Domain names of the five mascots have been reserved by the Beijing Organizing Committee for the Games of the XXIX Olympiad (BOCOG), according to a report on the committee's official website.
"Those who apply to register the domain names of the five Olympic mascots online will be refused at the very beginning," the report said.
Anybody trying to register sites with names deliberately similar to the five mascots "Beibei," "Jingjing," "Huanhuan," "Yingying" and "Nini" are acting illegally, according to sources with the legal affairs department of BOCOG.
"BOCOG will adopt legal actions, independently or with the International Olympic Committee overseas, if such illegal domain names are registered," the report said.
BOCOG has registered over 160 Olympic symbols including the five mascots. Nearly half the registered symbols are characters and words in Chinese and foreign languages.
"Anyone illegally using the Olympic mascots will be punished by law," sources with the legal affairs department of BOCOG said.
BOCOG registered copyright on the mascots at the Beijing Copyright Protection Centre just ahead of their unveiling ceremony on November 11.

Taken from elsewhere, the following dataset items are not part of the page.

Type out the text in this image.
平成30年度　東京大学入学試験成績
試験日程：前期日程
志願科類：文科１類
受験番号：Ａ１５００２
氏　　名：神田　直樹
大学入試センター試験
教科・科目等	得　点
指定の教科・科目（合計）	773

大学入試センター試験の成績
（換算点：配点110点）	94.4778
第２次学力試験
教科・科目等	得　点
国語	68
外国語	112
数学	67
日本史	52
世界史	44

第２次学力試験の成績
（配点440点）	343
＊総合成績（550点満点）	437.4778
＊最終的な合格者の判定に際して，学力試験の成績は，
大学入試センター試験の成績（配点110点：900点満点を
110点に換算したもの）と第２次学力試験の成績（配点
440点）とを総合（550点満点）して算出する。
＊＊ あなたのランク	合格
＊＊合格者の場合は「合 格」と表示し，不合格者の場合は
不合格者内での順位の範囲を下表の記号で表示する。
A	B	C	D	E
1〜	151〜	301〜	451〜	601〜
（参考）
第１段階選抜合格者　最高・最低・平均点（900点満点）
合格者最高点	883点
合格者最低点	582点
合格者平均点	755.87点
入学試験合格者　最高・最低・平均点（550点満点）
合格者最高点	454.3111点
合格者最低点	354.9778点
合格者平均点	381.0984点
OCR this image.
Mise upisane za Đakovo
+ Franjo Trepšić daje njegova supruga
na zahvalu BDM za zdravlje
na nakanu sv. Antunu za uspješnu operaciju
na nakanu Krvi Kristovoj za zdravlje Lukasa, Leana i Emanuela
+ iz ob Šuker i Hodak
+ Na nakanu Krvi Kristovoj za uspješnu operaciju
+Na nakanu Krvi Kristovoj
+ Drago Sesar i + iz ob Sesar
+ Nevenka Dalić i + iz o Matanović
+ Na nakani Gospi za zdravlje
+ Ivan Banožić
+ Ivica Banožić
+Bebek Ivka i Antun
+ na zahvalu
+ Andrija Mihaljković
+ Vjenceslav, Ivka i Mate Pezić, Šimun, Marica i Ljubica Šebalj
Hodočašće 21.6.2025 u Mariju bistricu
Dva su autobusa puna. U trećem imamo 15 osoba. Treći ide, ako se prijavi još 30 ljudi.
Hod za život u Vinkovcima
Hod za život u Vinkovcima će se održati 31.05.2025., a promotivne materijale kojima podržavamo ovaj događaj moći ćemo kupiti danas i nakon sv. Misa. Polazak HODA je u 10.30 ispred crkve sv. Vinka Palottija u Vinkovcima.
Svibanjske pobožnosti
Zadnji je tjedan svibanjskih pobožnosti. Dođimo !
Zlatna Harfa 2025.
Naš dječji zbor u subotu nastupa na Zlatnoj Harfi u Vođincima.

The Beijing Bureau of Copyright will fight any behaviour that infringes the Olympic mascots' copyright to protect the legal interests of the copyright owner BOCOG, the bureau director Wang Yefei vowed.
However, some infringements have already been found.
At the Shiji Tianding market in Beijing's Chongwen District, unlicensed pictures of the mascots were seized on Tuesday by the local market watchdog and legal affairs department of BOCOG.
The sellers will be fined, sources with the industry and commerce authority said.